“Trump Accounts,” an investment vehicle created under the multitrillion-dollar tax and spending bill signed in 2025 by President Donald Trump, officially launch on July 4.
Trump Accounts will essentially function like an individual retirement account (IRA) — for kids. Parents, grandparents and other eligible contributors will be able to collectively add as much as $5,000 per child each year, with contribution limits expected to be adjusted for inflation annually after 2027. The child must be a US citizen, and only one account is allowed per child.
Employers can contribute as much as $2,500 per employee per child each year (the amount counts toward the annual maximum), while nonprofits and state and local governments can make tax-deductible contributions that don’t count toward the yearly $5,000 limit.

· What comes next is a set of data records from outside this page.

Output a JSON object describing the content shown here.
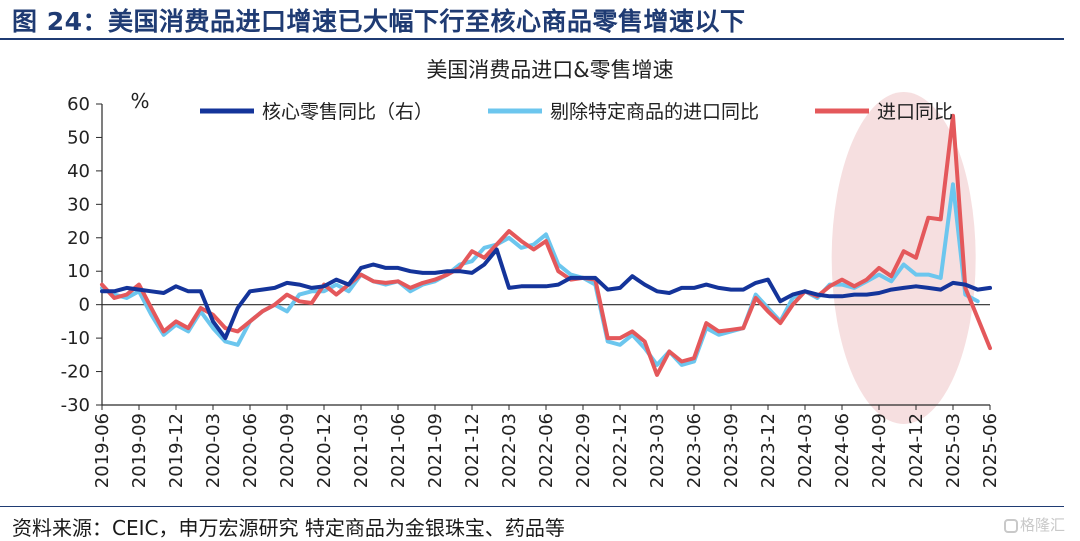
{
  "header": {
    "title": "图 24：美国消费品进口增速已大幅下行至核心商品零售增速以下"
  },
  "footer": {
    "source": "资料来源：CEIC，申万宏源研究  特定商品为金银珠宝、药品等"
  },
  "watermark": {
    "text": "格隆汇"
  },
  "colors": {
    "core": "#14349a",
    "excl": "#6cc6ee",
    "imports": "#e4585b",
    "highlight": "#f6dfe0",
    "axis": "#2a2a2a"
  },
  "chart_data": {
    "type": "line",
    "title": "美国消费品进口&零售增速",
    "unit": "%",
    "x": [
      "2019-06",
      "2019-07",
      "2019-08",
      "2019-09",
      "2019-10",
      "2019-11",
      "2019-12",
      "2020-01",
      "2020-02",
      "2020-03",
      "2020-04",
      "2020-05",
      "2020-06",
      "2020-07",
      "2020-08",
      "2020-09",
      "2020-10",
      "2020-11",
      "2020-12",
      "2021-01",
      "2021-02",
      "2021-03",
      "2021-04",
      "2021-05",
      "2021-06",
      "2021-07",
      "2021-08",
      "2021-09",
      "2021-10",
      "2021-11",
      "2021-12",
      "2022-01",
      "2022-02",
      "2022-03",
      "2022-04",
      "2022-05",
      "2022-06",
      "2022-07",
      "2022-08",
      "2022-09",
      "2022-10",
      "2022-11",
      "2022-12",
      "2023-01",
      "2023-02",
      "2023-03",
      "2023-04",
      "2023-05",
      "2023-06",
      "2023-07",
      "2023-08",
      "2023-09",
      "2023-10",
      "2023-11",
      "2023-12",
      "2024-01",
      "2024-02",
      "2024-03",
      "2024-04",
      "2024-05",
      "2024-06",
      "2024-07",
      "2024-08",
      "2024-09",
      "2024-10",
      "2024-11",
      "2024-12",
      "2025-01",
      "2025-02",
      "2025-03",
      "2025-04",
      "2025-05",
      "2025-06"
    ],
    "tick_labels": [
      "2019-06",
      "2019-09",
      "2019-12",
      "2020-03",
      "2020-06",
      "2020-09",
      "2020-12",
      "2021-03",
      "2021-06",
      "2021-09",
      "2021-12",
      "2022-03",
      "2022-06",
      "2022-09",
      "2022-12",
      "2023-03",
      "2023-06",
      "2023-09",
      "2023-12",
      "2024-03",
      "2024-06",
      "2024-09",
      "2024-12",
      "2025-03",
      "2025-06"
    ],
    "ylim": [
      -30,
      60
    ],
    "yticks": [
      -30,
      -20,
      -10,
      0,
      10,
      20,
      30,
      40,
      50,
      60
    ],
    "legend": {
      "position": "top"
    },
    "series": [
      {
        "name": "核心零售同比（右）",
        "key": "core",
        "values": [
          4,
          4,
          5,
          4.5,
          4,
          3.5,
          5.5,
          4,
          4,
          -5,
          -10,
          -1,
          4,
          4.5,
          5,
          6.5,
          6,
          5,
          5.5,
          7.5,
          6,
          11,
          12,
          11,
          11,
          10,
          9.5,
          9.5,
          10,
          10,
          9.5,
          12,
          16.5,
          5,
          5.5,
          5.5,
          5.5,
          6,
          8,
          8,
          8,
          4.5,
          5,
          8.5,
          6,
          4,
          3.5,
          5,
          5,
          6,
          5,
          4.5,
          4.5,
          6.5,
          7.5,
          1,
          3,
          4,
          3,
          2.5,
          2.5,
          3,
          3,
          3.5,
          4.5,
          5,
          5.5,
          5,
          4.5,
          6.5,
          6,
          4.5,
          5
        ]
      },
      {
        "name": "剔除特定商品的进口同比",
        "key": "excl",
        "values": [
          5,
          3,
          2,
          4,
          -3,
          -9,
          -6,
          -8,
          -2,
          -7,
          -11,
          -12,
          -5,
          -2,
          0,
          -2,
          3,
          4,
          4,
          6,
          4,
          9,
          7,
          6,
          7,
          4,
          6,
          7,
          9,
          12,
          13,
          17,
          18,
          20,
          17,
          18,
          21,
          12,
          9,
          8,
          6,
          -11,
          -12,
          -9,
          -13,
          -18,
          -14,
          -18,
          -17,
          -7,
          -9,
          -8,
          -7,
          3,
          -1,
          -5,
          2,
          4,
          2,
          6,
          6,
          5,
          7,
          9,
          7,
          12,
          9,
          9,
          8,
          36,
          3,
          1,
          null
        ]
      },
      {
        "name": "进口同比",
        "key": "imports",
        "values": [
          6,
          2,
          3,
          6,
          -1,
          -8,
          -5,
          -7,
          -1,
          -3,
          -7,
          -8,
          -5,
          -2,
          0,
          3,
          1,
          0.5,
          6,
          3,
          6,
          9,
          7,
          6.5,
          7,
          5,
          6.5,
          7.5,
          9,
          11,
          16,
          14,
          18,
          22,
          19,
          16.5,
          19,
          10,
          7.5,
          8,
          7.5,
          -10,
          -10,
          -8,
          -11,
          -21,
          -14,
          -17,
          -16,
          -5.5,
          -8,
          -7.5,
          -7,
          2,
          -2,
          -5.5,
          0,
          4,
          2.5,
          5.5,
          7.5,
          5.5,
          7.5,
          11,
          8.5,
          16,
          14,
          26,
          25.5,
          56.5,
          5,
          -4,
          -13
        ]
      }
    ]
  }
}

No money can be withdrawn from the accounts until Jan. 1 in the year the child turns 18. At that point, Trump Accounts automatically convert to an IRA,
The US Treasury Department will require that funds be invested in mutual or exchange-traded index funds (ETFs) that primarily hold US stocks. Parents act as a custodian, and funds can’t use leverage or charge fees exceeding .1% of the balance invested.
The Trump Accounts program will cost about $15 billion over the next decade, according to the Congressional Budget Office, a tiny fraction of the overall tax and spending package approved in 2025.